O Viajante - Parte II

"Eu lembro do Bud. Eu amava o Bud. Sempre que eu tacava a bola, o Bud a trazia de volta. Mas papai não gostava do Bud. Por isso o Bud ficava na rua, e eu não deixava papai ver o Bud. Se papai me visse com o Bud, ele ia ficar bravo.

Mas mesmo assim, você deixou seu pai o ver.

Eu... eu estava distraído! E-eu estava correndo olhando para o Bud, e eu não vi o papai!

Mas seu pai o viu. A culpa foi sua.

Eu n-não poderia saber! Se eu soubesse, teria escondido o Bud! Mas nunca vi papai tão bravo...

Ele o pegou.

É, ele pegou o Bud... mas eu não q-quero lembrar disso...

Ele o pegou e a culpa foi sua.

N-não, por favor...

Ele quebrou as patas dele, e a culpa foi sua.

Não...

ELE O MATOU E A CULPA FOI SUA!

NÃO!"

Kurt acordou, suando frio. Misturado com o suor, as lágrimas, que encharcavam todo seu rosto e o colchão da velha cama onde se encontrava. Atordoado, sentou-se na cama e olhou ao redor. O aposento era grande, composto apenas por três móveis: um velho guarda-roupa de mógno, uma penteadeira e a cama, na qual estava sentado. Adentrava pela janela do quarto, uma tímida luminosidade, que o informava que ainda não havia escurecido. Viu então a porta - feita de ferro, esse era o único objeto no quarto que parecia novo - caminhou em sua direção e lá ficou, gritando por ajuda. Gritou também por Paul, mas não houve êxito.

Assim que ficou rouco de tanto gritar, sem obter nenhum sinal como resposta, agachou-se encolhendo os joelhos, como uma criança, e permaneceu calado.

- Talvez eu mereça isso - murmurou, depois de um tempo.

"Você sabe que merece", disse uma vozinha em sua cabeça.

- Não - disse ele, decidido.

Kurt olhou esperançosamente para a janela. Com apenas um golpe ele a quebraria. Como foi burro de não pensar nisso antes! Levantou às pressas, esperançoso de poder dar o fora daquele lugar. Foi em direção a janela, mas parou ao lado da penteadeira, ao olhar seu reflexo no espelho.

O cachorro. Depois de anos, tinha sonhado com o maldito cachorro, e acordou chorando. Mas esse não era um dos motivos pelo qual foi infeliz? Pelo qual fazia aquilo? Agora era capaz de fazê-los infeliz, de fazê-los pagar.

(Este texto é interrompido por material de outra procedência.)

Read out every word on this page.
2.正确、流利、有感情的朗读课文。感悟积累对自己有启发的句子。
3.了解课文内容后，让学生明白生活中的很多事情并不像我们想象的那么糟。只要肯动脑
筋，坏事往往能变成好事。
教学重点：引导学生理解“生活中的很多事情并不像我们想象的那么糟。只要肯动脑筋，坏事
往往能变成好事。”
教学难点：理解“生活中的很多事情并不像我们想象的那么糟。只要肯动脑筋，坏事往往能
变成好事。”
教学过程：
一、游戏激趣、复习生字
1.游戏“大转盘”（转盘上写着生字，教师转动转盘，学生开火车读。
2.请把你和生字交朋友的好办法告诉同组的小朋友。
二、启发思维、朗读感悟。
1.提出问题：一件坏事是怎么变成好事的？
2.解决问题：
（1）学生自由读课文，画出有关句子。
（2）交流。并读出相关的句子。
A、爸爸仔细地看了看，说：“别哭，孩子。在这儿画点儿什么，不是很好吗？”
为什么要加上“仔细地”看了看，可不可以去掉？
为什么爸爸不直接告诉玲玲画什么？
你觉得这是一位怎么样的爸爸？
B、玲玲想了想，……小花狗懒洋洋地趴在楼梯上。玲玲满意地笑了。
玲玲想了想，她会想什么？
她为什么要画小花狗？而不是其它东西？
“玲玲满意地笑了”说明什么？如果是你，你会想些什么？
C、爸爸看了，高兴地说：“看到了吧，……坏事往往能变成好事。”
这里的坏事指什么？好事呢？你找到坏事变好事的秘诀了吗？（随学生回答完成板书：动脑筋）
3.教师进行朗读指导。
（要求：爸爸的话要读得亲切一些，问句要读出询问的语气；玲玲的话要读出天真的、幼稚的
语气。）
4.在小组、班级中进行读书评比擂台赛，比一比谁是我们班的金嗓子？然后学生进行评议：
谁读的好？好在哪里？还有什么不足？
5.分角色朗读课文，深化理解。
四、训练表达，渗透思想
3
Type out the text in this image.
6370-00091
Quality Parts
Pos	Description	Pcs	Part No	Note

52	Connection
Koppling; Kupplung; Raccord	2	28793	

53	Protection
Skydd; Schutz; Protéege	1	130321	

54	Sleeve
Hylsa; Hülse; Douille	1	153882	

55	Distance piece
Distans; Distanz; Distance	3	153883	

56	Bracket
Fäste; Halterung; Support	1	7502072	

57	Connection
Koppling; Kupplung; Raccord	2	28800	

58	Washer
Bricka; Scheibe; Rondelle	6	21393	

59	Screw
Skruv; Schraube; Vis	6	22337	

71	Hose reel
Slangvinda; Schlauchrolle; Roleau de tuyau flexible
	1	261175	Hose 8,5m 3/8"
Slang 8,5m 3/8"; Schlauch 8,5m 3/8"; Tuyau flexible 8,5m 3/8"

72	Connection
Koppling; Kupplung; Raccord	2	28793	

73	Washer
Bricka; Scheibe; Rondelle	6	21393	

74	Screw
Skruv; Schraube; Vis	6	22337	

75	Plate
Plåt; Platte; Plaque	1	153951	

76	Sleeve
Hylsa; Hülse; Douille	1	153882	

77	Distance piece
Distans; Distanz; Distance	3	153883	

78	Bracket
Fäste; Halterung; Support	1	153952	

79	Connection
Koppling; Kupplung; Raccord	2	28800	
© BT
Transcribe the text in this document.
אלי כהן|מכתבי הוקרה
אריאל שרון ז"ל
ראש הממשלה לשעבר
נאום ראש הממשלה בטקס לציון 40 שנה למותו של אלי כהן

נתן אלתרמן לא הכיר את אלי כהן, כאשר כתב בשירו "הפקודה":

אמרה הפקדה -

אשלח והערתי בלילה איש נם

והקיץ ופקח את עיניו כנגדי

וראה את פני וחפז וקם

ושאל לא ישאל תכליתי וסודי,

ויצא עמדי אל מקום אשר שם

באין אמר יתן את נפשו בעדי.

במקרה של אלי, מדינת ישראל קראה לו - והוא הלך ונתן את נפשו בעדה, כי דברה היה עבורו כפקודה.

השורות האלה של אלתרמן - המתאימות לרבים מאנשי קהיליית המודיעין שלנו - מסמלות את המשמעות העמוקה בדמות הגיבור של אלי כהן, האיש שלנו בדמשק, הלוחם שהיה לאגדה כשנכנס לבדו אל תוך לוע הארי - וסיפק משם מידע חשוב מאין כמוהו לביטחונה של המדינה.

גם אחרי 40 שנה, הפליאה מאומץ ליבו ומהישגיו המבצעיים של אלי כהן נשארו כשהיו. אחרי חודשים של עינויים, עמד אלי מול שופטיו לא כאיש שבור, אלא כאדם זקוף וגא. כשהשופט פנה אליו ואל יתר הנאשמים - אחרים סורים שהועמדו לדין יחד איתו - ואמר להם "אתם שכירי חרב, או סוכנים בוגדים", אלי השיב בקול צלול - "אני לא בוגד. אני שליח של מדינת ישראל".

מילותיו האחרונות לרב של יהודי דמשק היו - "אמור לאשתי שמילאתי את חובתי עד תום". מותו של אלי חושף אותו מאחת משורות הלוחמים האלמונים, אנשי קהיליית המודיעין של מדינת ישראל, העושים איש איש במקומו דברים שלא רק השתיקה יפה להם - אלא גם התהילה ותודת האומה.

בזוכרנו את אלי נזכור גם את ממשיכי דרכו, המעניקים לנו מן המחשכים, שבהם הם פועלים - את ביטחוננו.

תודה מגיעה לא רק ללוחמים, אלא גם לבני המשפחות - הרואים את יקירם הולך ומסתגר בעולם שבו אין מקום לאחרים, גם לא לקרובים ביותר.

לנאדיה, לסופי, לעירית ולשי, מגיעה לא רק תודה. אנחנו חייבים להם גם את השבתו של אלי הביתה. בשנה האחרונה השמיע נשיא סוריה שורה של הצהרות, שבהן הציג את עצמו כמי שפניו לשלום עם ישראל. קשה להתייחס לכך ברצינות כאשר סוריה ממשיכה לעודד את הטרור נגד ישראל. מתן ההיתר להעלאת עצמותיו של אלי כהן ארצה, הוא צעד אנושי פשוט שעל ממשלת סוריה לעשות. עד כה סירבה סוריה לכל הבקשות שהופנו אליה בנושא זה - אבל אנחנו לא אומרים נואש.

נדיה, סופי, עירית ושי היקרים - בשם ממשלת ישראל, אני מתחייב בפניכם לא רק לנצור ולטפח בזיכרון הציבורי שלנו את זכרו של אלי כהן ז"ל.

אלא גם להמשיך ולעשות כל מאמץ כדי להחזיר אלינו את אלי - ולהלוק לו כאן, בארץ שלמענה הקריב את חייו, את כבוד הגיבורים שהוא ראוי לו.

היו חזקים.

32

Mas da última vez não foi bem assim.

Ela te fez lembrar você, não foi?

"Ela não devia ter chorado. A maldita chorava igual a mim quando criança" - respondeu Kurt para o reflexo.

Mas seu monólogo não durou por muito tempo, pois o que viu o fez pular para trás e cair, após tropeçar nos próprios pés.

Num instante, era seu o reflexo no espelho. Então, de súbito, uma mulher apareceu em seu lugar. Dos olhos, negros até a região das córneas, escorria o sangue que manchava todo seu rosto pálido.

No chão, ainda apavorado com o que tinha visto, Kurt avistou algo que - por alguma razão - não melhorou as condições em que estava. Ao lado da penteadeira, encontrava-se sua mala, entreaberta.

- Não - deixou escapar Kurt - Sozinho aqui com isso, não.

Foi então que ouviu um som, um soluço de mulher vindo do interior da mala de viagem, o que o deixou ainda mais apavorado.